Protein folding is one of several areas of scientific computing that can make use of AI surrogates to speed up scientific discovery.
(Source: Nvidia)
AI is increasingly being used to enhance existing scientific processes. One key application is in developing AI-based preconditioners, which help scientists solve complex mathematical equations more efficiently. These preconditioners transform a matrix of equations into a form that is easier for numerical solvers to handle—an approach that remains numerically exact but significantly accelerates computation.
Preconditioners are commonly used in computer-aided engineering tasks, such as simulating vehicle crash scenarios. AI can automate and improve the process of creating these preconditioners, making it more accessible and scalable across a variety of scientific domains.
Nvidia supports these advances with workflows designed for building AI surrogate models, as well as tools like its Modulus framework, which allows for training AI using physical laws. It also provides specialized foundation models like BioNeMo for drug discovery applications.

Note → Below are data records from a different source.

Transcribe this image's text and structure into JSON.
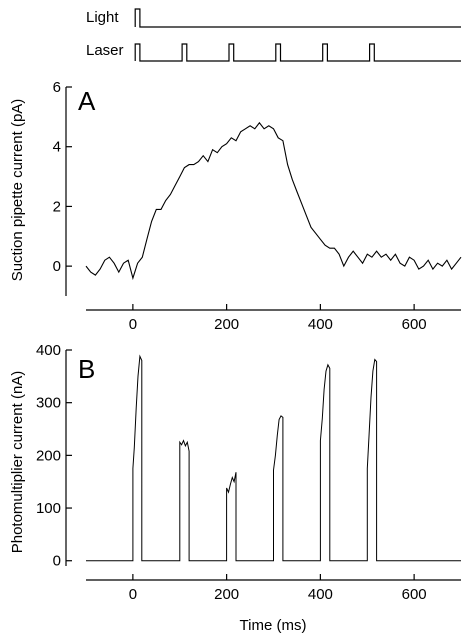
{
  "colors": {
    "ink": "#000000",
    "background": "#ffffff"
  },
  "stimulus": {
    "light_label": "Light",
    "laser_label": "Laser",
    "light_pulse_ms": [
      5,
      15
    ],
    "laser_pulses_ms": [
      [
        5,
        15
      ],
      [
        105,
        115
      ],
      [
        205,
        215
      ],
      [
        305,
        315
      ],
      [
        405,
        415
      ],
      [
        505,
        515
      ]
    ]
  },
  "chart_data": [
    {
      "type": "line",
      "panel_label": "A",
      "ylabel": "Suction pipette current (pA)",
      "xlabel": "",
      "xlim": [
        -100,
        700
      ],
      "ylim": [
        -1.0,
        6.0
      ],
      "x_ticks": [
        0,
        200,
        400,
        600
      ],
      "y_ticks": [
        0,
        2,
        4,
        6
      ],
      "grid": false,
      "series": [
        {
          "x": [
            -100,
            -90,
            -80,
            -70,
            -60,
            -50,
            -40,
            -30,
            -20,
            -10,
            0,
            10,
            20,
            30,
            40,
            50,
            60,
            70,
            80,
            90,
            100,
            110,
            120,
            130,
            140,
            150,
            160,
            170,
            180,
            190,
            200,
            210,
            220,
            230,
            240,
            250,
            260,
            270,
            280,
            290,
            300,
            310,
            320,
            330,
            340,
            350,
            360,
            370,
            380,
            390,
            400,
            410,
            420,
            430,
            440,
            450,
            460,
            470,
            480,
            490,
            500,
            510,
            520,
            530,
            540,
            550,
            560,
            570,
            580,
            590,
            600,
            610,
            620,
            630,
            640,
            650,
            660,
            670,
            680,
            690,
            700
          ],
          "y": [
            0.0,
            -0.2,
            -0.3,
            -0.1,
            0.2,
            0.3,
            0.1,
            -0.2,
            0.1,
            0.2,
            -0.4,
            0.1,
            0.3,
            0.9,
            1.5,
            1.9,
            1.9,
            2.2,
            2.4,
            2.7,
            3.0,
            3.3,
            3.4,
            3.4,
            3.5,
            3.7,
            3.5,
            3.9,
            3.8,
            4.0,
            4.1,
            4.3,
            4.2,
            4.5,
            4.6,
            4.7,
            4.6,
            4.8,
            4.6,
            4.7,
            4.6,
            4.3,
            4.2,
            3.4,
            2.9,
            2.5,
            2.1,
            1.7,
            1.3,
            1.1,
            0.9,
            0.7,
            0.6,
            0.6,
            0.4,
            0.0,
            0.3,
            0.5,
            0.3,
            0.1,
            0.4,
            0.3,
            0.5,
            0.3,
            0.4,
            0.2,
            0.4,
            0.1,
            0.0,
            0.3,
            0.2,
            -0.1,
            0.0,
            0.2,
            -0.1,
            0.1,
            0.0,
            0.2,
            -0.1,
            0.1,
            0.3
          ]
        }
      ]
    },
    {
      "type": "line",
      "panel_label": "B",
      "ylabel": "Photomultiplier current (nA)",
      "xlabel": "Time (ms)",
      "xlim": [
        -100,
        700
      ],
      "ylim": [
        -10,
        400
      ],
      "x_ticks": [
        0,
        200,
        400,
        600
      ],
      "y_ticks": [
        0,
        100,
        200,
        300,
        400
      ],
      "grid": false,
      "series": [
        {
          "x": [
            -100,
            0,
            0,
            3,
            7,
            11,
            15,
            19,
            19,
            100,
            100,
            104,
            108,
            112,
            116,
            120,
            120,
            200,
            200,
            204,
            208,
            212,
            216,
            220,
            220,
            300,
            300,
            304,
            308,
            312,
            316,
            320,
            320,
            400,
            400,
            404,
            408,
            412,
            416,
            420,
            420,
            500,
            500,
            504,
            508,
            512,
            516,
            520,
            520,
            700
          ],
          "y": [
            0,
            0,
            175,
            215,
            290,
            350,
            388,
            380,
            0,
            0,
            225,
            220,
            228,
            218,
            225,
            208,
            0,
            0,
            138,
            130,
            145,
            158,
            150,
            168,
            0,
            0,
            172,
            200,
            238,
            268,
            275,
            272,
            0,
            0,
            228,
            270,
            325,
            360,
            372,
            365,
            0,
            0,
            175,
            240,
            310,
            360,
            382,
            378,
            0,
            0
          ]
        }
      ]
    }
  ]
}
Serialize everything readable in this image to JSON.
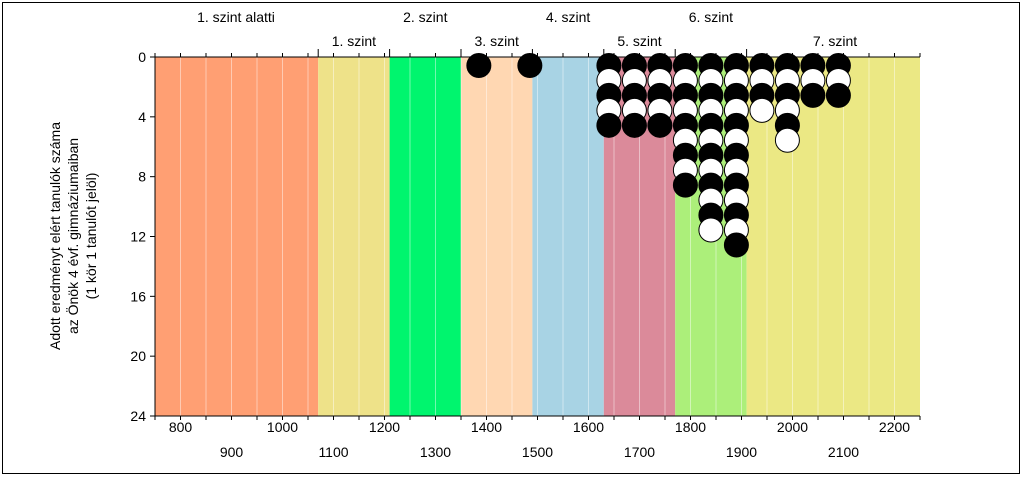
{
  "chart_data": {
    "type": "scatter",
    "ylabel_lines": [
      "Adott eredményt elért tanulók száma",
      "az Önök 4 évf. gimnáziumaiban",
      "(1 kör 1 tanulót jelöl)"
    ],
    "xlim": [
      750,
      2250
    ],
    "ylim": [
      0,
      24
    ],
    "y_inverted": true,
    "x_ticks_top_row": [
      800,
      1000,
      1200,
      1400,
      1600,
      1800,
      2000,
      2200
    ],
    "x_ticks_bottom_row": [
      900,
      1100,
      1300,
      1500,
      1700,
      1900,
      2100
    ],
    "y_ticks": [
      0,
      4,
      8,
      12,
      16,
      20,
      24
    ],
    "bands": [
      {
        "label": "1. szint alatti",
        "from": 750,
        "to": 1070,
        "color": "#FF9F73",
        "label_row": "upper"
      },
      {
        "label": "1. szint",
        "from": 1070,
        "to": 1210,
        "color": "#EEE289",
        "label_row": "lower"
      },
      {
        "label": "2. szint",
        "from": 1210,
        "to": 1350,
        "color": "#00F56E",
        "label_row": "upper"
      },
      {
        "label": "3. szint",
        "from": 1350,
        "to": 1490,
        "color": "#FFD7B2",
        "label_row": "lower"
      },
      {
        "label": "4. szint",
        "from": 1490,
        "to": 1630,
        "color": "#A8D3E4",
        "label_row": "upper"
      },
      {
        "label": "5. szint",
        "from": 1630,
        "to": 1770,
        "color": "#DB8A9A",
        "label_row": "lower"
      },
      {
        "label": "6. szint",
        "from": 1770,
        "to": 1910,
        "color": "#ACEF7A",
        "label_row": "upper"
      },
      {
        "label": "7. szint",
        "from": 1910,
        "to": 2250,
        "color": "#EBE884",
        "label_row": "lower"
      }
    ],
    "columns": [
      {
        "x": 1385,
        "count": 1
      },
      {
        "x": 1485,
        "count": 1
      },
      {
        "x": 1640,
        "count": 5
      },
      {
        "x": 1690,
        "count": 5
      },
      {
        "x": 1740,
        "count": 5
      },
      {
        "x": 1790,
        "count": 9
      },
      {
        "x": 1840,
        "count": 12
      },
      {
        "x": 1890,
        "count": 13
      },
      {
        "x": 1940,
        "count": 4
      },
      {
        "x": 1990,
        "count": 6
      },
      {
        "x": 2040,
        "count": 3
      },
      {
        "x": 2090,
        "count": 3
      }
    ],
    "circle_colors": {
      "filled": "#000000",
      "empty": "#ffffff"
    }
  }
}
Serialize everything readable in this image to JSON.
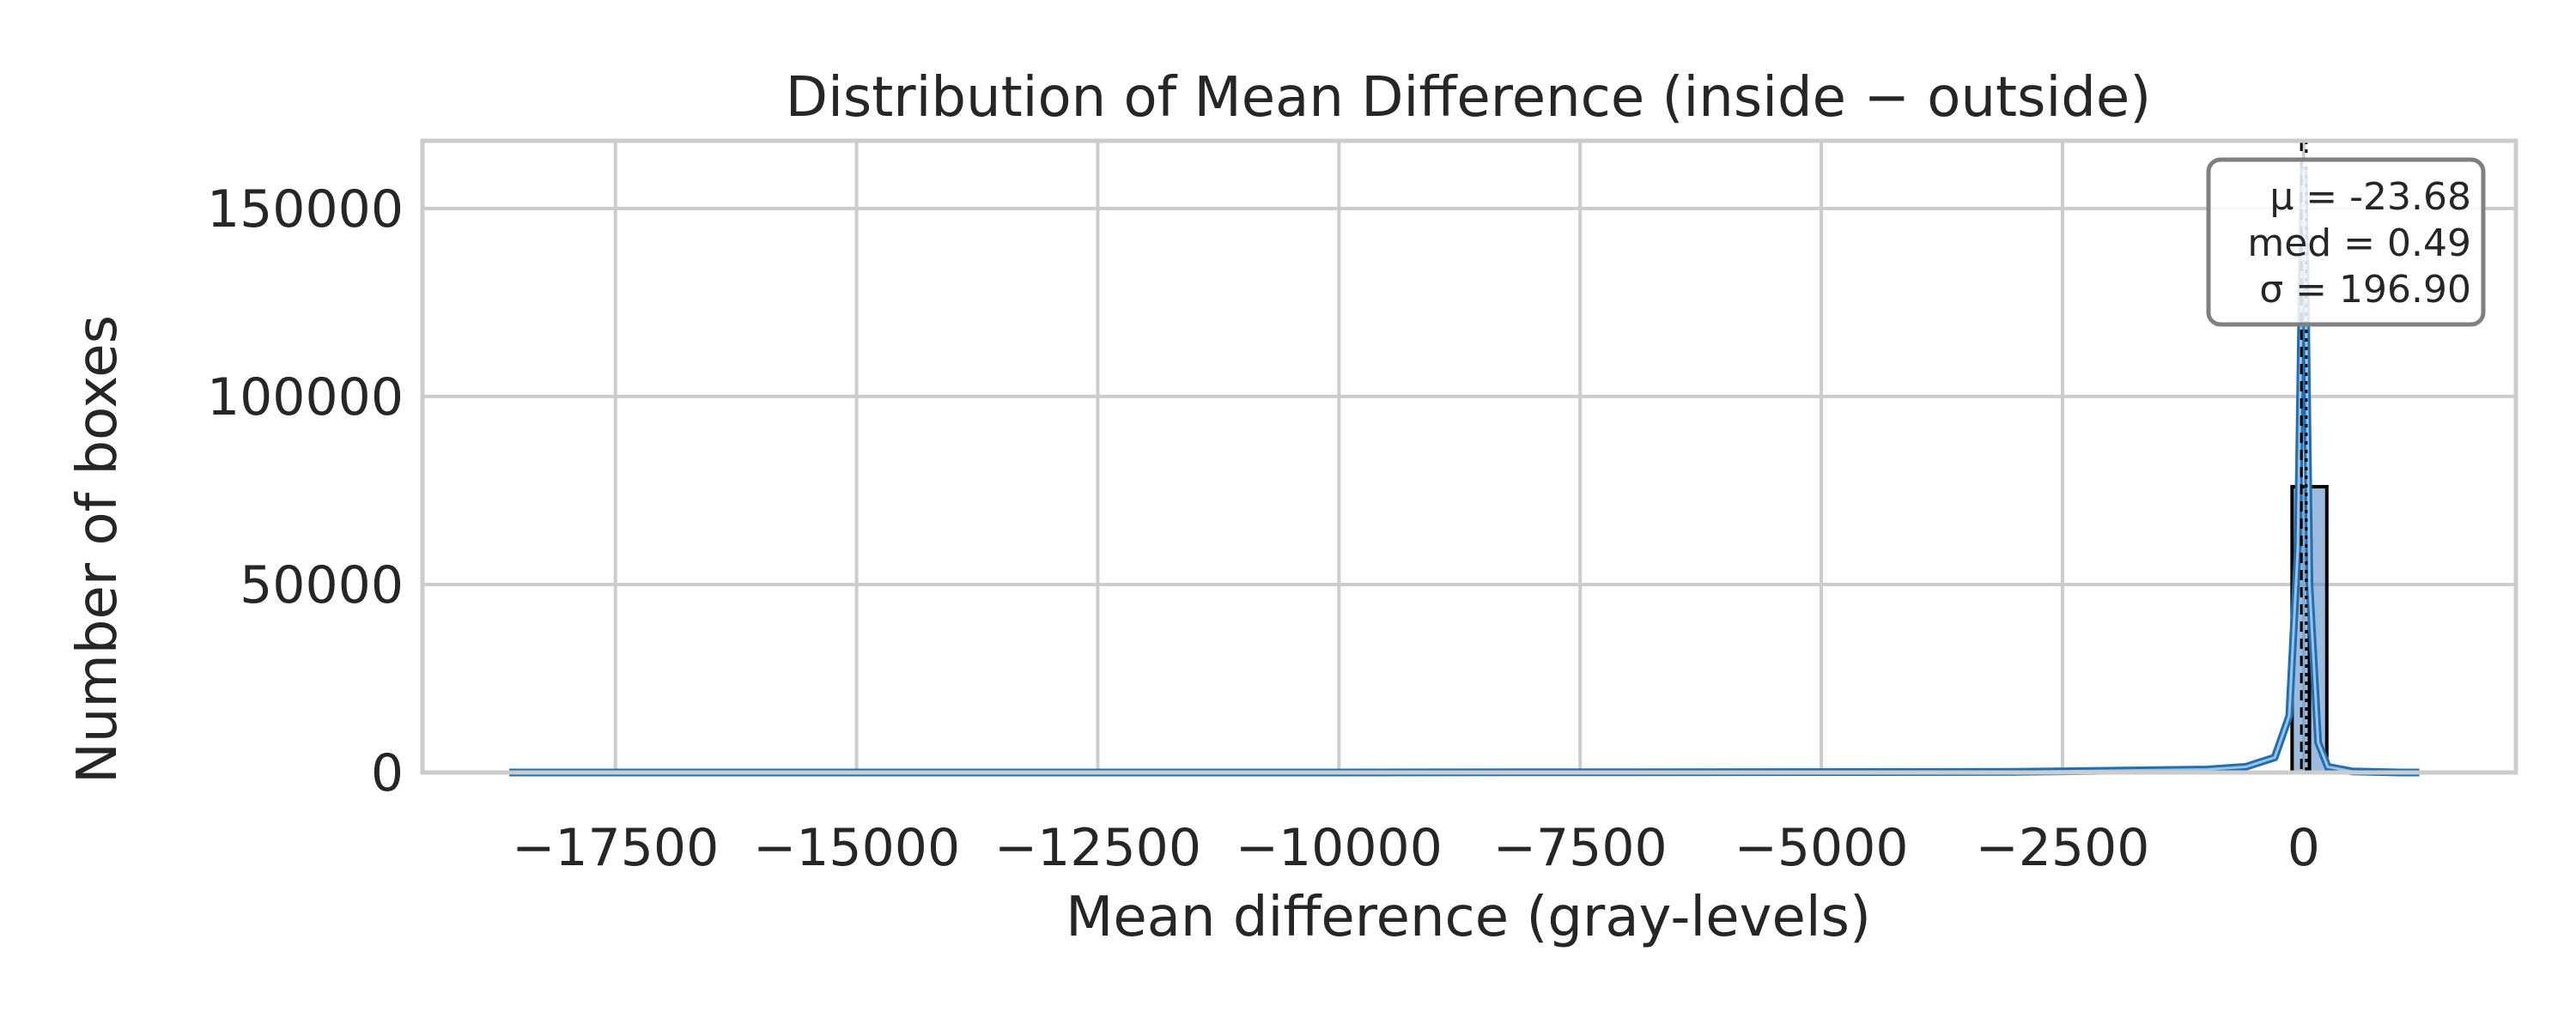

The architecture of supercomputers is also evolving to meet the demands of AI and accelerated computing. A major shift is happening in how CPUs and GPUs communicate. Traditional systems connected CPUs and GPUs over PCIe, offering limited bandwidth. Nvidia’s Grace Hopper superchip represents a significant leap forward, integrating CPU and GPU into a unified system with a high-bandwidth connection—450 GB/s in one direction, or 900 GB/s total.
This tighter integration also brings cache coherence, meaning both the CPU and GPU can access shared memory seamlessly. This drastically reduces the complexity of managing data movement, allowing the system to automatically and efficiently manage memory pages. With both processing units effectively operating as a single entity, developers can focus less on data logistics and more on advancing their computational goals.
As Nvidia continues to lead in large-scale AI development, innovations like Grace Hopper are expected to enable faster, more energy-efficient computation. These improvements will not only speed up simulations and discoveries but also pave the way for breakthroughs across fields such as climate science, healthcare, and engineering.